At present, Wood 4 Ever only sells to European clients (both commercial and residential), but Slabá says the company is excited to potentially broaden its network and sees the event as a good start.
“After this first visit, it sounds great and it could work but we need to spend more time and energy, and find out how to market ourselves,” she says. “We know how to deal with the client long-distance and we’re also able to provide built-in projects long-distance. If you are willing to give the customer something, it doesn’t matter if it’s in Europe or in Canada.”
Jan Pehal, chair of the administrative council of residential and commercial furniture company Nadop, agrees the event was a positive experience.
“I was able to travel with my dad, who’s the founder of the company,” he says.
Also based in the Czech Republic, Nadop got its start in the garage of Pehal’s family home. It grew from a four-person operation run by his parents, brother and cousin to become a bustling high-end furniture business that sees more than $4 million euros in annual sales.
As of now, a significant number of Nadop’s clients are located in the Czech Republic, but the company also does large commercial projects in France. Even though Nadop has yet to lockdown clients across the Atlantic, Pehal sees a lot of potential in Canada.
“Toronto is one of the most developed cities in the world. There are so many opportunities and we see a big opportunity for success in the market,” he says. “We are really pleased the Canadian style of cabinetry is quite similar to the European one, so we’re perfectly ready for this market and it was nice to (get to know) it.”
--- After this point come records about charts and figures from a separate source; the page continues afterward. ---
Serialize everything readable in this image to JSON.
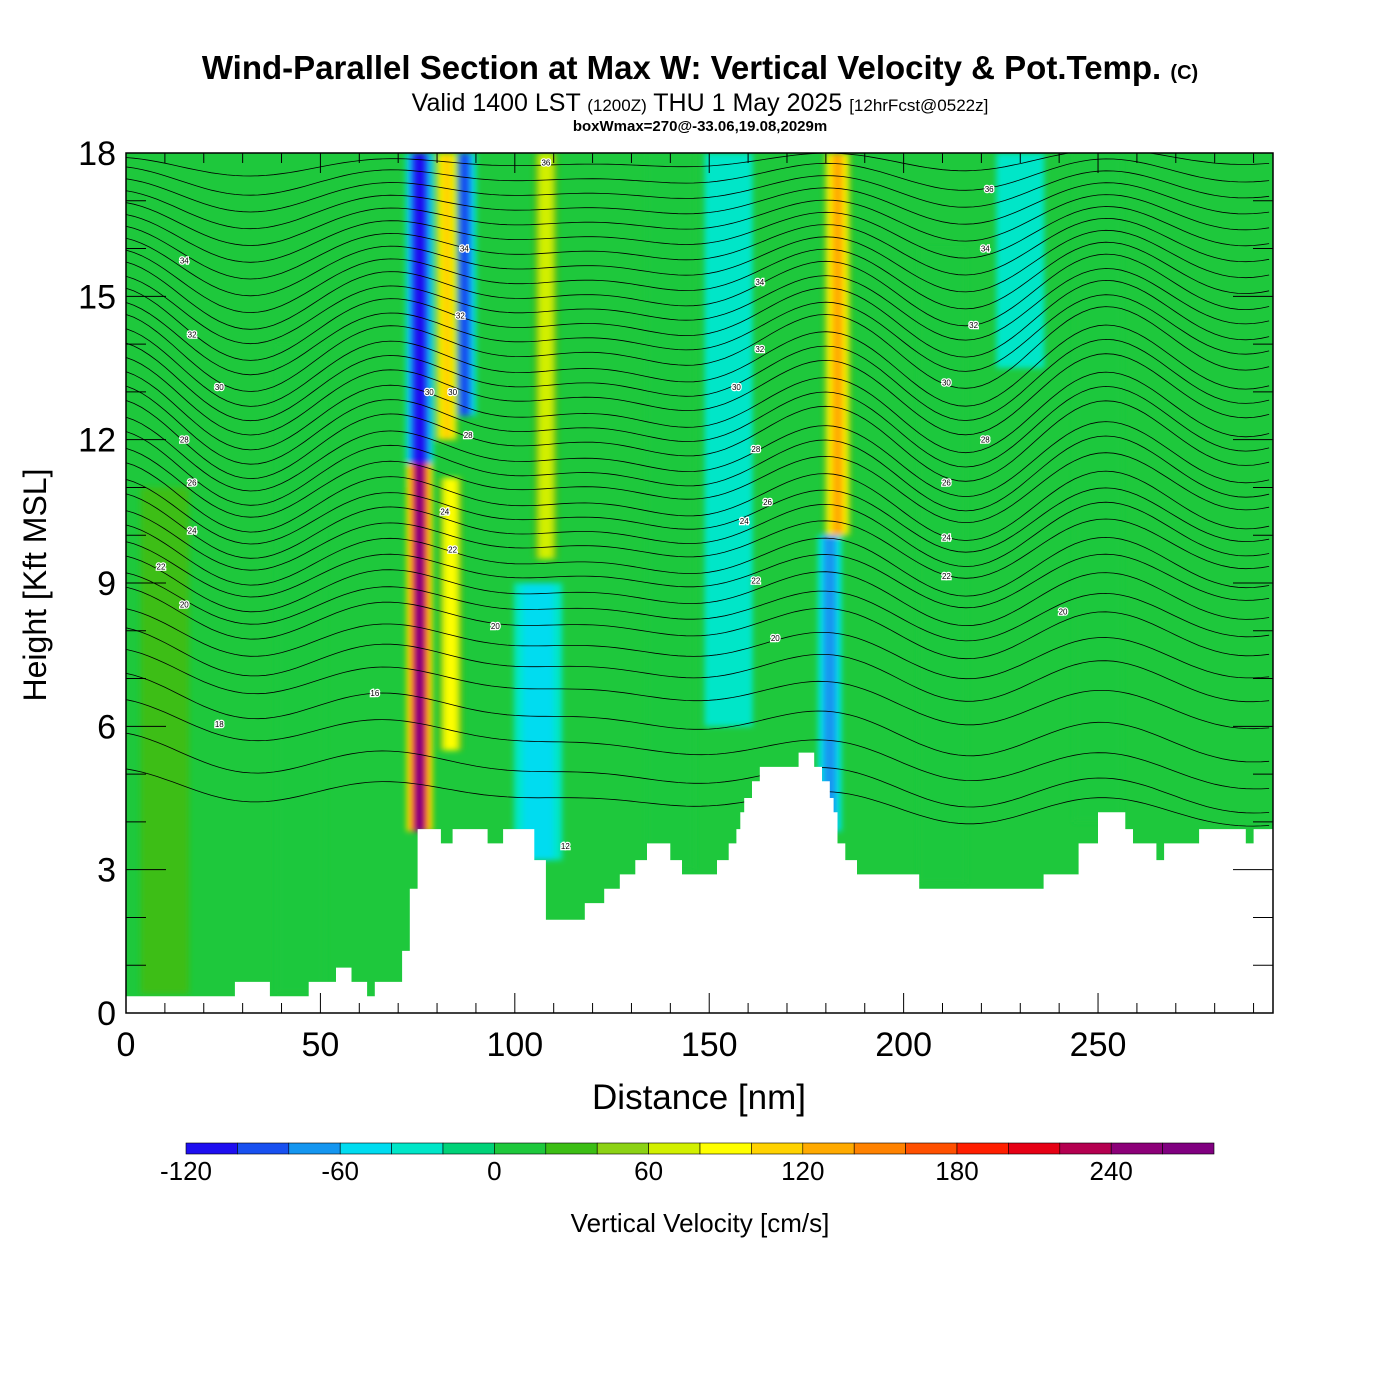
{
  "title": {
    "main": "Wind-Parallel Section at Max W: Vertical Velocity & Pot.Temp.",
    "main_mark": "(C)",
    "valid_a": "Valid 1400 LST",
    "valid_b": "(1200Z)",
    "valid_c": "THU 1 May 2025",
    "valid_d": "[12hrFcst@0522z]",
    "box": "boxWmax=270@-33.06,19.08,2029m"
  },
  "chart_data": {
    "type": "heatmap",
    "xlabel": "Distance [nm]",
    "ylabel": "Height [Kft MSL]",
    "xlim": [
      0,
      295
    ],
    "ylim": [
      0,
      18
    ],
    "x_ticks": [
      "0",
      "50",
      "100",
      "150",
      "200",
      "250"
    ],
    "x_tick_values": [
      0,
      50,
      100,
      150,
      200,
      250
    ],
    "y_ticks": [
      "0",
      "3",
      "6",
      "9",
      "12",
      "15",
      "18"
    ],
    "y_tick_values": [
      0,
      3,
      6,
      9,
      12,
      15,
      18
    ],
    "colorbar": {
      "label": "Vertical Velocity [cm/s]",
      "min": -120,
      "step": 20,
      "tick_labels": [
        "-120",
        "-60",
        "0",
        "60",
        "120",
        "180",
        "240"
      ],
      "tick_values": [
        -120,
        -60,
        0,
        60,
        120,
        180,
        240
      ],
      "colors": [
        "#1e0ef0",
        "#1850f0",
        "#1496f0",
        "#00dcf0",
        "#00e6c8",
        "#00d278",
        "#1ec83c",
        "#3cbe14",
        "#8cd214",
        "#d2f000",
        "#ffff00",
        "#ffd200",
        "#ffaa00",
        "#ff8200",
        "#ff5000",
        "#ff1e00",
        "#e60014",
        "#b40050",
        "#8c0078",
        "#800080"
      ]
    },
    "terrain": [
      [
        0,
        0.35
      ],
      [
        28,
        0.35
      ],
      [
        28,
        0.65
      ],
      [
        37,
        0.65
      ],
      [
        37,
        0.35
      ],
      [
        47,
        0.35
      ],
      [
        47,
        0.65
      ],
      [
        54,
        0.65
      ],
      [
        54,
        0.95
      ],
      [
        58,
        0.95
      ],
      [
        58,
        0.65
      ],
      [
        62,
        0.65
      ],
      [
        62,
        0.35
      ],
      [
        64,
        0.35
      ],
      [
        64,
        0.65
      ],
      [
        71,
        0.65
      ],
      [
        71,
        1.3
      ],
      [
        73,
        1.3
      ],
      [
        73,
        2.6
      ],
      [
        75,
        2.6
      ],
      [
        75,
        3.85
      ],
      [
        81,
        3.85
      ],
      [
        81,
        3.55
      ],
      [
        84,
        3.55
      ],
      [
        84,
        3.85
      ],
      [
        93,
        3.85
      ],
      [
        93,
        3.55
      ],
      [
        97,
        3.55
      ],
      [
        97,
        3.85
      ],
      [
        105,
        3.85
      ],
      [
        105,
        3.2
      ],
      [
        108,
        3.2
      ],
      [
        108,
        1.95
      ],
      [
        118,
        1.95
      ],
      [
        118,
        2.3
      ],
      [
        123,
        2.3
      ],
      [
        123,
        2.6
      ],
      [
        127,
        2.6
      ],
      [
        127,
        2.9
      ],
      [
        131,
        2.9
      ],
      [
        131,
        3.2
      ],
      [
        134,
        3.2
      ],
      [
        134,
        3.55
      ],
      [
        140,
        3.55
      ],
      [
        140,
        3.2
      ],
      [
        143,
        3.2
      ],
      [
        143,
        2.9
      ],
      [
        152,
        2.9
      ],
      [
        152,
        3.2
      ],
      [
        155,
        3.2
      ],
      [
        155,
        3.55
      ],
      [
        157,
        3.55
      ],
      [
        157,
        3.85
      ],
      [
        158,
        3.85
      ],
      [
        158,
        4.2
      ],
      [
        159,
        4.2
      ],
      [
        159,
        4.5
      ],
      [
        161,
        4.5
      ],
      [
        161,
        4.85
      ],
      [
        163,
        4.85
      ],
      [
        163,
        5.15
      ],
      [
        173,
        5.15
      ],
      [
        173,
        5.45
      ],
      [
        177,
        5.45
      ],
      [
        177,
        5.15
      ],
      [
        179,
        5.15
      ],
      [
        179,
        4.85
      ],
      [
        181,
        4.85
      ],
      [
        181,
        4.5
      ],
      [
        182,
        4.5
      ],
      [
        182,
        4.2
      ],
      [
        183,
        4.2
      ],
      [
        183,
        3.55
      ],
      [
        185,
        3.55
      ],
      [
        185,
        3.2
      ],
      [
        188,
        3.2
      ],
      [
        188,
        2.9
      ],
      [
        204,
        2.9
      ],
      [
        204,
        2.6
      ],
      [
        236,
        2.6
      ],
      [
        236,
        2.9
      ],
      [
        245,
        2.9
      ],
      [
        245,
        3.55
      ],
      [
        250,
        3.55
      ],
      [
        250,
        4.2
      ],
      [
        257,
        4.2
      ],
      [
        257,
        3.85
      ],
      [
        259,
        3.85
      ],
      [
        259,
        3.55
      ],
      [
        265,
        3.55
      ],
      [
        265,
        3.2
      ],
      [
        267,
        3.2
      ],
      [
        267,
        3.55
      ],
      [
        276,
        3.55
      ],
      [
        276,
        3.85
      ],
      [
        288,
        3.85
      ],
      [
        288,
        3.55
      ],
      [
        290,
        3.55
      ],
      [
        290,
        3.85
      ],
      [
        295,
        3.85
      ]
    ],
    "vertical_velocity_features": [
      {
        "x": 75.5,
        "y_bottom": 3.8,
        "y_top": 11.5,
        "value": 270
      },
      {
        "x": 83.5,
        "y_bottom": 5.5,
        "y_top": 11.2,
        "value": 90
      },
      {
        "x": 75.5,
        "y_bottom": 11.0,
        "y_top": 18,
        "value": -120
      },
      {
        "x": 82.5,
        "y_bottom": 12.0,
        "y_top": 18,
        "value": 100
      },
      {
        "x": 87.0,
        "y_bottom": 12.5,
        "y_top": 18,
        "value": -80
      },
      {
        "x": 106.0,
        "y_bottom": 3.2,
        "y_top": 9.0,
        "value": -40
      },
      {
        "x": 108.0,
        "y_bottom": 9.5,
        "y_top": 18,
        "value": 70
      },
      {
        "x": 181.0,
        "y_bottom": 3.8,
        "y_top": 10.0,
        "value": -70
      },
      {
        "x": 183.0,
        "y_bottom": 10.0,
        "y_top": 18,
        "value": 130
      },
      {
        "x": 10.0,
        "y_bottom": 0.4,
        "y_top": 11.0,
        "value": 20
      },
      {
        "x": 45.0,
        "y_bottom": 0.4,
        "y_top": 14.0,
        "value": 15
      },
      {
        "x": 140.0,
        "y_bottom": 3.0,
        "y_top": 18,
        "value": 15
      },
      {
        "x": 210.0,
        "y_bottom": 2.7,
        "y_top": 16.0,
        "value": 18
      },
      {
        "x": 250.0,
        "y_bottom": 4.0,
        "y_top": 18,
        "value": 15
      },
      {
        "x": 230.0,
        "y_bottom": 13.5,
        "y_top": 18,
        "value": -25
      },
      {
        "x": 155.0,
        "y_bottom": 6.0,
        "y_top": 18,
        "value": -22
      }
    ],
    "pot_temp_labels": [
      {
        "x": 15,
        "y": 15.75,
        "text": "34"
      },
      {
        "x": 17,
        "y": 14.2,
        "text": "32"
      },
      {
        "x": 24,
        "y": 13.1,
        "text": "30"
      },
      {
        "x": 15,
        "y": 12.0,
        "text": "28"
      },
      {
        "x": 17,
        "y": 11.1,
        "text": "26"
      },
      {
        "x": 17,
        "y": 10.1,
        "text": "24"
      },
      {
        "x": 9,
        "y": 9.35,
        "text": "22"
      },
      {
        "x": 15,
        "y": 8.55,
        "text": "20"
      },
      {
        "x": 24,
        "y": 6.05,
        "text": "18"
      },
      {
        "x": 64,
        "y": 6.7,
        "text": "16"
      },
      {
        "x": 113,
        "y": 3.5,
        "text": "12"
      },
      {
        "x": 78,
        "y": 13.0,
        "text": "30"
      },
      {
        "x": 84,
        "y": 13.0,
        "text": "30"
      },
      {
        "x": 88,
        "y": 12.1,
        "text": "28"
      },
      {
        "x": 82,
        "y": 10.5,
        "text": "24"
      },
      {
        "x": 84,
        "y": 9.7,
        "text": "22"
      },
      {
        "x": 95,
        "y": 8.1,
        "text": "20"
      },
      {
        "x": 87,
        "y": 16.0,
        "text": "34"
      },
      {
        "x": 86,
        "y": 14.6,
        "text": "32"
      },
      {
        "x": 108,
        "y": 17.8,
        "text": "36"
      },
      {
        "x": 163,
        "y": 15.3,
        "text": "34"
      },
      {
        "x": 163,
        "y": 13.9,
        "text": "32"
      },
      {
        "x": 157,
        "y": 13.1,
        "text": "30"
      },
      {
        "x": 162,
        "y": 11.8,
        "text": "28"
      },
      {
        "x": 165,
        "y": 10.7,
        "text": "26"
      },
      {
        "x": 159,
        "y": 10.3,
        "text": "24"
      },
      {
        "x": 162,
        "y": 9.05,
        "text": "22"
      },
      {
        "x": 167,
        "y": 7.85,
        "text": "20"
      },
      {
        "x": 222,
        "y": 17.25,
        "text": "36"
      },
      {
        "x": 221,
        "y": 16.0,
        "text": "34"
      },
      {
        "x": 218,
        "y": 14.4,
        "text": "32"
      },
      {
        "x": 211,
        "y": 13.2,
        "text": "30"
      },
      {
        "x": 221,
        "y": 12.0,
        "text": "28"
      },
      {
        "x": 211,
        "y": 11.1,
        "text": "26"
      },
      {
        "x": 211,
        "y": 9.95,
        "text": "24"
      },
      {
        "x": 211,
        "y": 9.15,
        "text": "22"
      },
      {
        "x": 241,
        "y": 8.4,
        "text": "20"
      }
    ],
    "pot_temp_isentropes": [
      {
        "y_left": 17.7,
        "y_right": 17.9,
        "wave": 0.2
      },
      {
        "y_left": 17.4,
        "y_right": 17.6,
        "wave": 0.3
      },
      {
        "y_left": 17.1,
        "y_right": 17.3,
        "wave": 0.35
      },
      {
        "y_left": 16.8,
        "y_right": 17.0,
        "wave": 0.4
      },
      {
        "y_left": 16.5,
        "y_right": 16.7,
        "wave": 0.45
      },
      {
        "y_left": 16.2,
        "y_right": 16.4,
        "wave": 0.5
      },
      {
        "y_left": 15.9,
        "y_right": 16.1,
        "wave": 0.55
      },
      {
        "y_left": 15.6,
        "y_right": 15.8,
        "wave": 0.6
      },
      {
        "y_left": 15.3,
        "y_right": 15.5,
        "wave": 0.65
      },
      {
        "y_left": 15.0,
        "y_right": 15.2,
        "wave": 0.7
      },
      {
        "y_left": 14.7,
        "y_right": 14.9,
        "wave": 0.7
      },
      {
        "y_left": 14.4,
        "y_right": 14.6,
        "wave": 0.75
      },
      {
        "y_left": 14.1,
        "y_right": 14.3,
        "wave": 0.75
      },
      {
        "y_left": 13.8,
        "y_right": 14.0,
        "wave": 0.8
      },
      {
        "y_left": 13.5,
        "y_right": 13.6,
        "wave": 0.8
      },
      {
        "y_left": 13.2,
        "y_right": 13.3,
        "wave": 0.8
      },
      {
        "y_left": 12.9,
        "y_right": 13.0,
        "wave": 0.8
      },
      {
        "y_left": 12.6,
        "y_right": 12.6,
        "wave": 0.8
      },
      {
        "y_left": 12.3,
        "y_right": 12.3,
        "wave": 0.8
      },
      {
        "y_left": 12.0,
        "y_right": 12.0,
        "wave": 0.8
      },
      {
        "y_left": 11.7,
        "y_right": 11.6,
        "wave": 0.75
      },
      {
        "y_left": 11.4,
        "y_right": 11.3,
        "wave": 0.75
      },
      {
        "y_left": 11.1,
        "y_right": 11.0,
        "wave": 0.7
      },
      {
        "y_left": 10.8,
        "y_right": 10.6,
        "wave": 0.7
      },
      {
        "y_left": 10.5,
        "y_right": 10.3,
        "wave": 0.65
      },
      {
        "y_left": 10.2,
        "y_right": 10.0,
        "wave": 0.65
      },
      {
        "y_left": 9.9,
        "y_right": 9.7,
        "wave": 0.6
      },
      {
        "y_left": 9.6,
        "y_right": 9.3,
        "wave": 0.6
      },
      {
        "y_left": 9.3,
        "y_right": 9.0,
        "wave": 0.55
      },
      {
        "y_left": 9.0,
        "y_right": 8.6,
        "wave": 0.55
      },
      {
        "y_left": 8.7,
        "y_right": 8.2,
        "wave": 0.5
      },
      {
        "y_left": 8.4,
        "y_right": 7.8,
        "wave": 0.5
      },
      {
        "y_left": 8.0,
        "y_right": 7.3,
        "wave": 0.45
      },
      {
        "y_left": 7.6,
        "y_right": 6.8,
        "wave": 0.45
      },
      {
        "y_left": 7.2,
        "y_right": 6.2,
        "wave": 0.4
      },
      {
        "y_left": 6.7,
        "y_right": 5.5,
        "wave": 0.4
      },
      {
        "y_left": 6.2,
        "y_right": 4.9,
        "wave": 0.35
      },
      {
        "y_left": 5.5,
        "y_right": 4.4,
        "wave": 0.35
      },
      {
        "y_left": 4.8,
        "y_right": 4.1,
        "wave": 0.3
      }
    ]
  }
}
Bernard Likar, advisor at the Wood Industry Cluster (WIC) in Slovenia, a delegation of six furniture companies that specialize in carpentry, millwork and manufacturing, says the cluster participated in the event to connect with architects, interior designers and distributors, among other people in the industry, and to acquaint itself with the Canadian market.
“(We wanted) to become familiar with the business environment and the opportunities for exporting furniture, especially finished residential and office furniture, as well as hotel furniture,” he says.
Likar says his data indicate that in 2022, Slovenia saw $4 million in furniture exports to Canada.
“According to the responses of our companies, the Canadian market is very desirable, so we can think about further delegations and other supporting activities to strengthen business with Canada,” he says. “A free trade agreement between Canada and the EU is also an advantage.”
Ashley Newport is a Toronto-based freelance journalist who writes primarily for trade and business publications.